On 25 Sep 2009, at 10:09, Philip Newton wrote:
On Fri, Sep 25, 2009 at 09:54, Dirk Koopman <d...@tobit.co.uk> wrote:
Dirk Koopman wrote:
Now, is there a reasonably reliable way of determining what we
have, on a
string by string basis, to at least tell whether we are dealing
with utf8 or
iso-8859 (not caring which variant) so that I can drive Encode
appropriately
to avoid crashes of the above type.
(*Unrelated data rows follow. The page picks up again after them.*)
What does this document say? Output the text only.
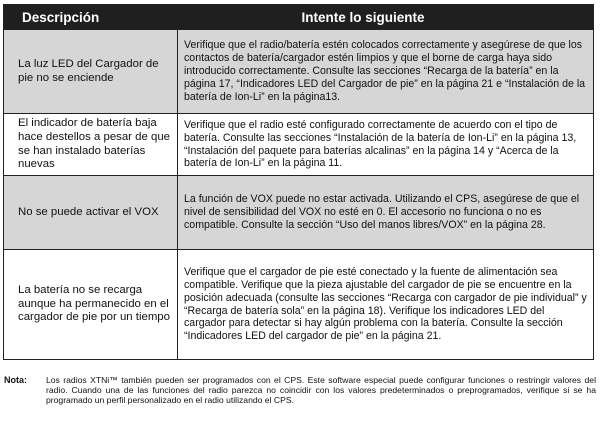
Descripción	Intente lo siguiente
La luz LED del Cargador de pie no se enciende	Verifique que el radio/batería estén colocados correctamente y asegúrese de que los contactos de batería/cargador estén limpios y que el borne de carga haya sido introducido correctamente. Consulte las secciones “Recarga de la batería” en la página 17, “Indicadores LED del Cargador de pie” en la página 21 e “Instalación de la batería de Ion-Li” en la página13.
El indicador de batería baja hace destellos a pesar de que se han instalado baterías nuevas	Verifique que el radio esté configurado correctamente de acuerdo con el tipo de batería. Consulte las secciones “Instalación de la batería de Ion-Li” en la página 13, “Instalación del paquete para baterías alcalinas” en la página 14 y “Acerca de la batería de Ion-Li” en la página 11.
No se puede activar el VOX	La función de VOX puede no estar activada. Utilizando el CPS, asegúrese de que el nivel de sensibilidad del VOX no esté en 0. El accesorio no funciona o no es compatible. Consulte la sección “Uso del manos libres/VOX” en la página 28.
La batería no se recarga aunque ha permanecido en el cargador de pie por un tiempo	Verifique que el cargador de pie esté conectado y la fuente de alimentación sea compatible. Verifique que la pieza ajustable del cargador de pie se encuentre en la posición adecuada (consulte las secciones “Recarga con cargador de pie individual” y “Recarga de batería sola” en la página 18). Verifique los indicadores LED del cargador para detectar si hay algún problema con la batería. Consulte la sección “Indicadores LED del cargador de pie” en la página 21.
Nota: Los radios XTNi™ también pueden ser programados con el CPS. Este software especial puede configurar funciones o restringir valores del radio. Cuando una de las funciones del radio parezca no coincidir con los valores predeterminados o preprogramados, verifique si se ha programado un perfil personalizado en el radio utilizando el CPS.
Or how do I completely switch
off utf8
encoding/decoding - everywhere - in an 80,000 line perl app.
As no-one seems interested in this, or may be no-one else has had
these
problems themselves, can anyone suggest a better mailing list to
poll?
I was going to suggest Encode::is_utf8 and/or utf8::is_utf8, but I
wasn't sure whether it would actually solve your problem so I thought
I'd rather stay quiet and hope someone with real-world experience in
utf8 woes would pipe up.
Cheers,
Philip
--
Philip Newton <philip.new...@gmail.com>
http://search.cpan.org/perldoc?Encode::Detect might be of some use to
you. As a general rule, if you have is_utf8 in your code you have a
bug. It does not do what you think it does.